I have a schema that has a field of type array<string>
:
field titles type array<string> {
indexing: index | summary | attribute
index: enable-bm25
attribute: fast-search
}
Say titles
contains N
titles - Title 1
, Title 2
, ..., Title N
. I would like to rank documents based on the max bm25 between one of the titles in titles
and the query. In other words I would like the rank of the document to be equal to max(bm25('Title 1'),bm25('Title 2'),...,bm25('Title N'))
Just setting the ranking expression to bm25(titles)
does not achieve what I want.
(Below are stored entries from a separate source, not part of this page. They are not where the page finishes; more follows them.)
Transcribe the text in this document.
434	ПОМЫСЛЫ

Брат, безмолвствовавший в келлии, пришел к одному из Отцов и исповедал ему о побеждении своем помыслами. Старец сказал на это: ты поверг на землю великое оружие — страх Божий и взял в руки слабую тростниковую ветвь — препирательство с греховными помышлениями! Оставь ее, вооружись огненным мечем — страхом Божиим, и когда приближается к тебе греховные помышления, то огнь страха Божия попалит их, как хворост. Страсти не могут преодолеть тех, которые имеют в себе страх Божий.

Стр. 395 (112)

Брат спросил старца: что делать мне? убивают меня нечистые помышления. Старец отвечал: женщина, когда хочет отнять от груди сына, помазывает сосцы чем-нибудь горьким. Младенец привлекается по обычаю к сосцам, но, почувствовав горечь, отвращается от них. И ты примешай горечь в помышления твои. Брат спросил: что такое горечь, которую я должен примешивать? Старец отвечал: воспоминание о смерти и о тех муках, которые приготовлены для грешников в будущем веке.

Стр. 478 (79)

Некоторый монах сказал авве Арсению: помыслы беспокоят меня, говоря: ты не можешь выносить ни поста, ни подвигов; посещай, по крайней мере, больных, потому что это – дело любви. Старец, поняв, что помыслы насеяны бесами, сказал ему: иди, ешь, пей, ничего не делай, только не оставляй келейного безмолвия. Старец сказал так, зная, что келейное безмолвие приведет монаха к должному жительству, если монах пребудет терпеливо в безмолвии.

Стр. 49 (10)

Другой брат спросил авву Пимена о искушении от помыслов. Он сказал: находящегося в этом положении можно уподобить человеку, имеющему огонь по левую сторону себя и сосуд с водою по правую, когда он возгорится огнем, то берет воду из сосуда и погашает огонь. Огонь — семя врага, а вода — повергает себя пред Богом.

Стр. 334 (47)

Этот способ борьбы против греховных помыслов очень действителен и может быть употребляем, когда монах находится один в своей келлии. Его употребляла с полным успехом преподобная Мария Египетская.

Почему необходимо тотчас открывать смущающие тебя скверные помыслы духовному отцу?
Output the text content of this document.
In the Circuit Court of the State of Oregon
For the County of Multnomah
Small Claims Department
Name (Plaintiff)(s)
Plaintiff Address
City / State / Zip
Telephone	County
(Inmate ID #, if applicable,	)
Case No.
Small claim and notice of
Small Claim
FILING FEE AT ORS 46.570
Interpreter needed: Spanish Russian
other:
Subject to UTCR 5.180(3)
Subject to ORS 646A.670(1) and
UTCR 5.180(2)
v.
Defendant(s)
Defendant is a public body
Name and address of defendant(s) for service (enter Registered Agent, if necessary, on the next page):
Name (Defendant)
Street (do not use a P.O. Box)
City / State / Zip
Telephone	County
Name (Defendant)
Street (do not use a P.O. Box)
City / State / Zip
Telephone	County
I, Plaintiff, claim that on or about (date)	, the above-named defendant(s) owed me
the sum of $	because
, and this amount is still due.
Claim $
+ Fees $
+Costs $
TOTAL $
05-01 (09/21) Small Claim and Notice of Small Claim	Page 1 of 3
For e.g. given a query Q
with terms: term 1, term 2, term 3
and two documents:
- doc 1:
{"titles": [".\*term 1.\*", ".\*term 1.\*", ".\*term 1.\*", ".\*term 1.\*"]}
- doc 2:
{"titles": [".\*term 1 term 2 term 3.\*", STRING_WITH_NONE_OF_THE_TERMS, STRING_WITH_NONE_OF_THE_TERMS, STRING_WITH_NONE_OF_THE_TERMS, STRING_WITH_NONE_OF_THE_TERMS]
Having the bm25(titles)
ranking expression ranks doc 1
higher than doc 2
. I assume it's because a term from the query is in all titles, while in the second doc a term from the query is only in one title. I want doc 2
to be ranked higher as it contains a title that is an almost complete match for the query, so max(bm25) should be higher for doc 2
but average/sum over all docs might be higher for doc 1
Is there a way I can achieve that in Vespa?
Thanks for the detailed question. Vespa does not support this for the
bm25
rank feature. It is computed over all elements.You can achieve similar functionality using rank-features designed for multi-valued fields. See https://docs.vespa.ai/en/searching-multi-valued-fields.html, https://docs.vespa.ai/en/reference/rank-features.html#features-for-indexed-multivalue-string-fields.
Unrelated: Note that unless you want to group on this field, you don't want to use
attribute
as it puts everything in memory.